Using XGBoost For Feature Selection by Mei-Cheng Shih (With Python)


이 커널은  JMT5802의 포스팅에서 영감을 받음. 이 커널의 목적은 boruta 패키지의 중요요소인 RF(랜덤포레스트)를 대채하기 위해 XGBoost를 사용하는 것이 목적이다. 이 Case에서 XGBoost가 RF보다 더 좋은 예측을 내기 때문에, 이 kernel의 결과는 이를 잘 나타낸다. 더욱이, 이 코드는 필자가 사용했던 데이터전처리 과정을 포함한다.

먼저 전처리와 데이터를 불러오기 위한 패키지를 불러온다.

In [1]:
from scipy.stats.mstats import mode
import pandas as pd
import numpy as np
import time
from sklearn.preprocessing import LabelEncoder

"""
Read Data
"""
train=pd.read_csv('../input/train.csv')
test=pd.read_csv('../input/test.csv')
target=train['SalePrice']
train=train.drop(['SalePrice'],axis=1)
trainlen=train.shape[0]

전처리를 위해 train셋과 test셋을 합친다.

In [2]:
alldata=pd.concat([train, test], axis=0, join='outer',ignore_index=True)
alldata=alldata.drop(['Id','Utilities'],axis=1)
alldata.ix[:,(alldata.dtypes=='int64') & (alldata.columns!='MSSubClass')]=alldata.ix[:,(alldata.dtypes=='int64') & (alldata.columns!='MSSubClass')].astype('float64')
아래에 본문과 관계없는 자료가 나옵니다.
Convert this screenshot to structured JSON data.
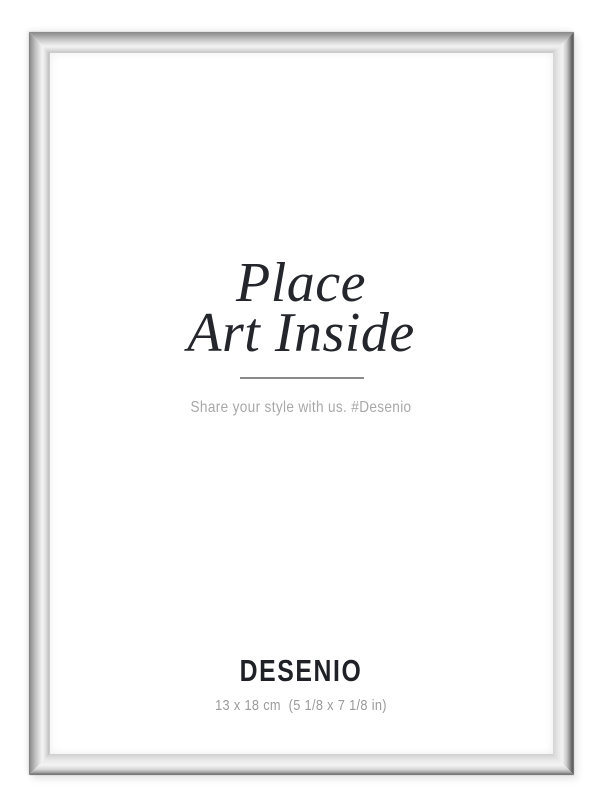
{
  "product": {
    "insert": {
      "title_line1": "Place",
      "title_line2": "Art Inside",
      "tagline": "Share your style with us. #Desenio",
      "brand": "DESENIO",
      "dimensions": "13 x 18 cm  (5 1/8 x 7 1/8 in)"
    },
    "frame": {
      "style": "thin silver metal frame",
      "colors": {
        "silver_light": "#f2f2f2",
        "silver_mid": "#c9c9c9",
        "silver_dark": "#8a8a8a",
        "edge_dark": "#5c5c5c"
      }
    },
    "colors": {
      "background": "#ffffff",
      "title_text": "#24262b",
      "brand_text": "#1f2126",
      "tagline_text": "#a8a8a8",
      "dimensions_text": "#9b9b9b",
      "divider": "#8a8a8a"
    }
  }
}
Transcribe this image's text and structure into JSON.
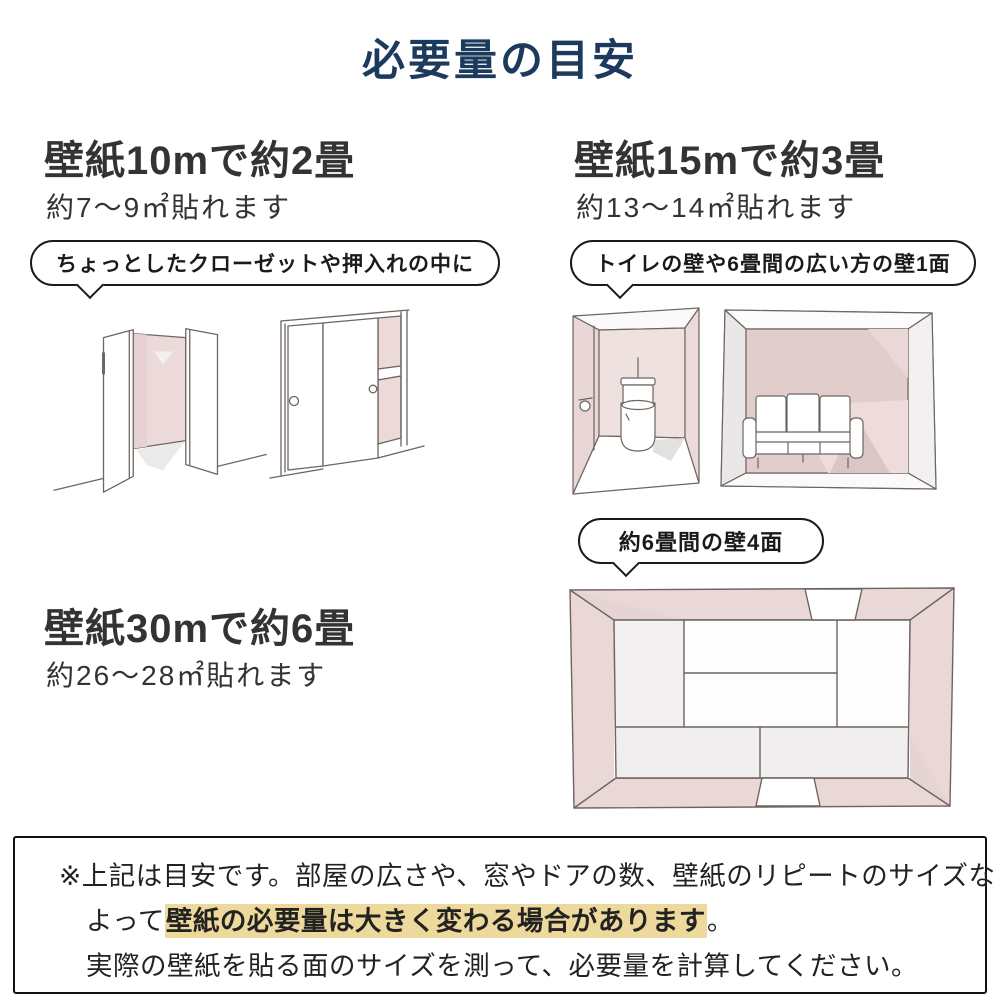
{
  "title": "必要量の目安",
  "sections": {
    "s10": {
      "heading": "壁紙10mで約2畳",
      "sub": "約7～9㎡貼れます",
      "bubble": "ちょっとしたクローゼットや押入れの中に"
    },
    "s15": {
      "heading": "壁紙15mで約3畳",
      "sub": "約13～14㎡貼れます",
      "bubble": "トイレの壁や6畳間の広い方の壁1面"
    },
    "s30": {
      "heading": "壁紙30mで約6畳",
      "sub": "約26～28㎡貼れます",
      "bubble": "約6畳間の壁4面"
    }
  },
  "note": {
    "line1": "※上記は目安です。部屋の広さや、窓やドアの数、壁紙のリピートのサイズなどに",
    "line2_prefix": "よって",
    "line2_highlight": "壁紙の必要量は大きく変わる場合があります",
    "line2_suffix": "。",
    "line3": "実際の壁紙を貼る面のサイズを測って、必要量を計算してください。"
  },
  "colors": {
    "title_navy": "#1c3a5e",
    "text_dark": "#333333",
    "highlight_yellow": "#ecd99b",
    "wall_pink": "#ecdada",
    "wall_pink_dark": "#e2cdcd",
    "sketch_line": "#6d655f"
  },
  "illustrations": {
    "closet_open": "open-double-door-closet-sketch",
    "closet_sliding": "sliding-door-oshiire-closet-sketch",
    "toilet_room": "toilet-room-wall-sketch",
    "sofa_room": "six-tatami-room-one-wall-sketch",
    "tatami_top": "six-tatami-room-top-view-four-walls-sketch"
  }
}
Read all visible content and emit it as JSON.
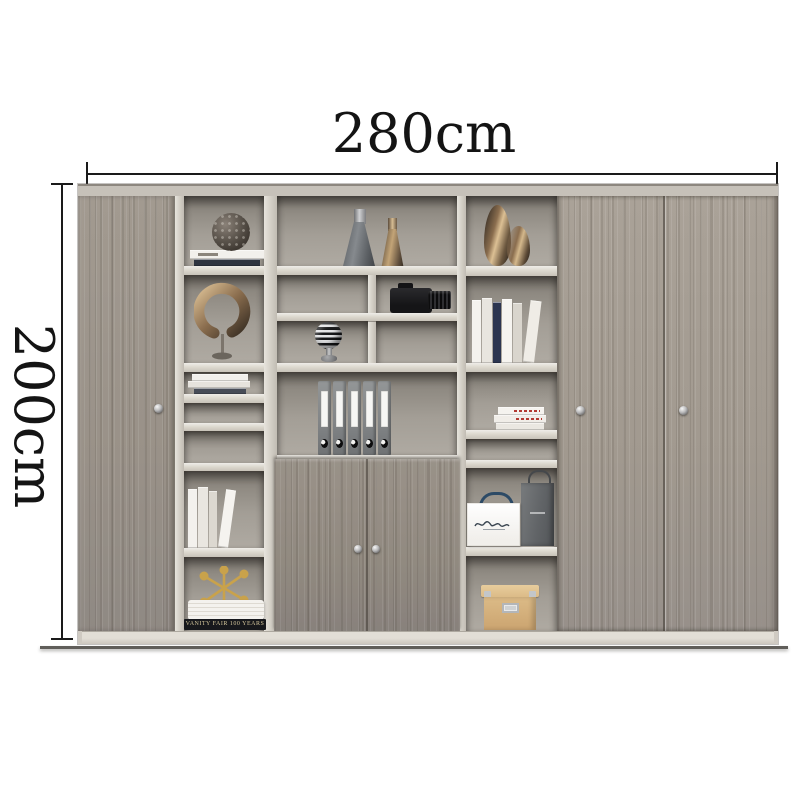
{
  "annotations": {
    "width_label": "280cm",
    "height_label": "200cm"
  },
  "decor_text": {
    "book_spine_bottom_left": "VANITY FAIR 100 YEARS"
  },
  "scene": {
    "subject": "grey wood office wall cabinet with open shelving",
    "objects": [
      "left-sliding-wood-door",
      "right-sliding-wood-doors",
      "center-two-door-cabinet",
      "lattice-sphere-ornament",
      "grey-cone-vase",
      "bronze-cone-vase",
      "bronze-teardrop-vases",
      "bronze-ring-sculpture",
      "dslr-camera",
      "striped-sphere-finial",
      "ring-binders",
      "standing-books",
      "stacked-books",
      "white-shopping-bag",
      "grey-shopping-bag",
      "tan-storage-box",
      "gold-jack-ornament"
    ]
  },
  "colors": {
    "background": "#ffffff",
    "wood": "#a49c92",
    "frame": "#dcd8d0",
    "cell_shadow": "#6f6a63",
    "dimension_lines": "#1a1a1a",
    "binder_grey": "#85888a",
    "box_tan": "#d9b886",
    "bag_handle_navy": "#2c4a66",
    "camera_black": "#1c1c1e"
  }
}
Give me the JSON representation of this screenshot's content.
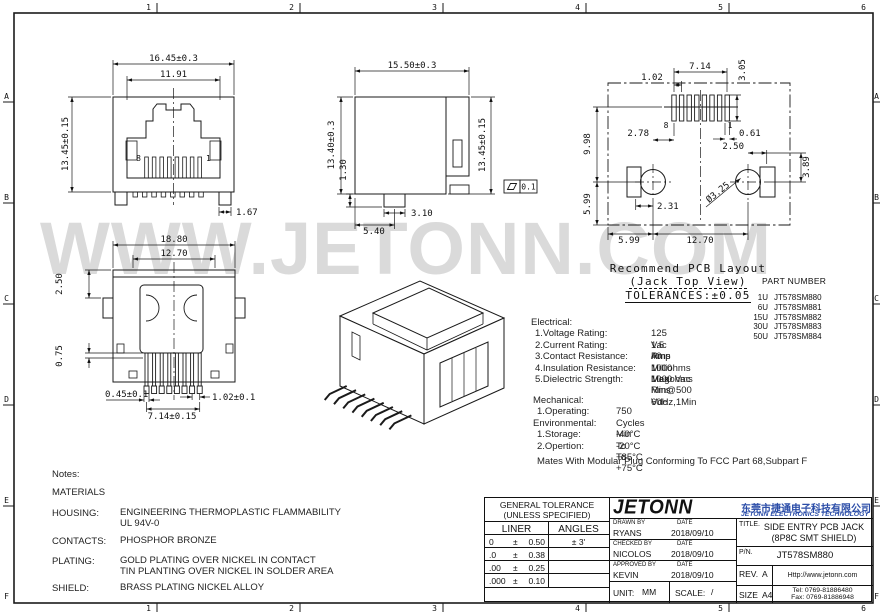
{
  "frame": {
    "cols": [
      "1",
      "2",
      "3",
      "4",
      "5",
      "6"
    ],
    "rows": [
      "A",
      "B",
      "C",
      "D",
      "E",
      "F"
    ]
  },
  "watermark": "WWW.JETONN.COM",
  "views": {
    "front": {
      "dim_width": "16.45±0.3",
      "dim_opening": "11.91",
      "dim_height": "13.45±0.15",
      "dim_foot": "1.67",
      "pin_left": "8",
      "pin_right": "1"
    },
    "side": {
      "dim_depth": "15.50±0.3",
      "dim_height_left": "13.40±0.3",
      "dim_standoff": "1.30",
      "dim_post_width": "3.10",
      "dim_post_offset": "5.40",
      "dim_height_right": "13.45±0.15",
      "flatness_value": "0.1"
    },
    "pcb_layout": {
      "dim_pad_span": "7.14",
      "dim_pad_pitch": "1.02",
      "dim_pad_length": "3.05",
      "dim_pads_to_holes": "9.98",
      "dim_hole_offset_left": "2.78",
      "dim_pad_width": "0.61",
      "dim_hole_offset_right": "2.50",
      "dim_tab_height": "3.89",
      "dim_edge_left": "5.99",
      "dim_tab_width": "2.31",
      "dim_hole_dia": "Ø3.25",
      "dim_bottom_left": "5.99",
      "dim_hole_span": "12.70",
      "pin_left": "8",
      "pin_right": "1"
    },
    "bottom": {
      "dim_width": "18.80",
      "dim_inner_width": "12.70",
      "dim_top_offset": "2.50",
      "dim_pin_depth": "0.75",
      "dim_pin_width": "0.45±0.1",
      "dim_pin_span": "7.14±0.15",
      "dim_pin_pitch": "1.02±0.1"
    }
  },
  "pcb_note": {
    "line1": "Recommend PCB Layout",
    "line2": "(Jack Top View)",
    "line3": "TOLERANCES:±0.05"
  },
  "part_list": {
    "title": "PART NUMBER",
    "items": [
      {
        "code": "1U",
        "pn": "JT578SM880"
      },
      {
        "code": "6U",
        "pn": "JT578SM881"
      },
      {
        "code": "15U",
        "pn": "JT578SM882"
      },
      {
        "code": "30U",
        "pn": "JT578SM883"
      },
      {
        "code": "50U",
        "pn": "JT578SM884"
      }
    ]
  },
  "specs": {
    "electrical": {
      "title": "Electrical:",
      "rows": [
        {
          "label": "1.Voltage Rating:",
          "value": "125 Vac Rms"
        },
        {
          "label": "2.Current Rating:",
          "value": "1.5 Amp"
        },
        {
          "label": "3.Contact Resistance:",
          "value": "40 Milliohms Max"
        },
        {
          "label": "4.Insulation Resistance:",
          "value": "1000 Megohms Min@500 Vdc"
        },
        {
          "label": "5.Dielectric Strength:",
          "value": "1000 Vac Rms 60Hz,1Min"
        }
      ]
    },
    "mechanical": {
      "title": "Mechanical:",
      "rows": [
        {
          "label": "1.Operating:",
          "value": "750 Cycles Min"
        }
      ]
    },
    "environmental": {
      "title": "Environmental:",
      "rows": [
        {
          "label": "1.Storage:",
          "value": "-40°C To +85°C"
        },
        {
          "label": "2.Opertion:",
          "value": "-20°C To +75°C"
        }
      ]
    },
    "mates_note": "Mates With Modular Plug Conforming To FCC Part 68,Subpart F"
  },
  "notes": {
    "title": "Notes:",
    "materials_heading": "MATERIALS",
    "rows": [
      {
        "label": "HOUSING:",
        "value": "ENGINEERING THERMOPLASTIC FLAMMABILITY",
        "value2": "UL 94V-0"
      },
      {
        "label": "CONTACTS:",
        "value": "PHOSPHOR BRONZE",
        "value2": ""
      },
      {
        "label": "PLATING:",
        "value": "GOLD PLATING OVER NICKEL IN CONTACT",
        "value2": "TIN PLANTING OVER NICKEL IN SOLDER AREA"
      },
      {
        "label": "SHIELD:",
        "value": "BRASS PLATING NICKEL ALLOY",
        "value2": ""
      }
    ]
  },
  "title_block": {
    "tolerance": {
      "header1": "GENERAL TOLERANCE",
      "header2": "(UNLESS SPECIFIED)",
      "col_liner": "LINER",
      "col_angles": "ANGLES",
      "angle_tol": "± 3'",
      "rows": [
        {
          "digits": "0",
          "pm": "±",
          "val": "0.50"
        },
        {
          "digits": ".0",
          "pm": "±",
          "val": "0.38"
        },
        {
          "digits": ".00",
          "pm": "±",
          "val": "0.25"
        },
        {
          "digits": ".000",
          "pm": "±",
          "val": "0.10"
        }
      ]
    },
    "logo_text": "JETONN",
    "company_cn": "东莞市捷通电子科技有限公司",
    "company_en": "JETONN ELECTRONICS TECHNOLOGY",
    "sign_rows": [
      {
        "role": "DRAWN BY",
        "name": "RYANS",
        "date_label": "DATE",
        "date": "2018/09/10"
      },
      {
        "role": "CHECKED BY",
        "name": "NICOLOS",
        "date_label": "DATE",
        "date": "2018/09/10"
      },
      {
        "role": "APPROVED BY",
        "name": "KEVIN",
        "date_label": "DATE",
        "date": "2018/09/10"
      }
    ],
    "unit_label": "UNIT:",
    "unit_value": "MM",
    "scale_label": "SCALE:",
    "scale_value": "/",
    "title_label": "TITLE.",
    "title_line1": "SIDE ENTRY PCB JACK",
    "title_line2": "(8P8C SMT SHIELD)",
    "pn_label": "P/N.",
    "pn_value": "JT578SM880",
    "rev_label": "REV.",
    "rev_value": "A",
    "size_label": "SIZE",
    "size_value": "A4",
    "website": "Http://www.jetonn.com",
    "tel": "Tel: 0769-81886480",
    "fax": "Fax: 0769-81886948"
  },
  "colors": {
    "accent_blue": "#2b4da8",
    "line": "#1a1a1a",
    "watermark": "#dadada"
  }
}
변수들에서 결측값을 description에 기반해 몇몇은 0으로 몇몇은 중앙값으로 imputation 한다.

In [3]:
fMedlist=['LotFrontage']
fArealist=['MasVnrArea','TotalBsmtSF','BsmtFinSF1','BsmtFinSF2','BsmtUnfSF','BsmtFullBath', 'BsmtHalfBath','MasVnrArea','Fireplaces','GarageArea','GarageYrBlt','GarageCars']

for i in fArealist:
    alldata.ix[pd.isnull(alldata.ix[:,i]),i]=0
        
for i in fMedlist:
   alldata.ix[pd.isnull(alldata.ix[:,i]),i]=np.nanmedian(alldata.ix[:,i])    
       
### Transforming Data
le=LabelEncoder()
nacount_category=np.array(alldata.columns[((alldata.dtypes=='int64') | (alldata.dtypes=='object')) & (pd.isnull(alldata).sum()>0)])
category=np.array(alldata.columns[((alldata.dtypes=='int64') | (alldata.dtypes=='object'))])
Bsmtset=set(['BsmtQual','BsmtCond','BsmtExposure','BsmtFinType1','BsmtFinType2'])
MasVnrset=set(['MasVnrType'])
Garageset=set(['GarageType','GarageYrBlt','GarageFinish','GarageQual','GarageCond'])
Fireplaceset=set(['FireplaceQu'])
Poolset=set(['PoolQC'])
NAset=set(['Fence','MiscFeature','Alley'])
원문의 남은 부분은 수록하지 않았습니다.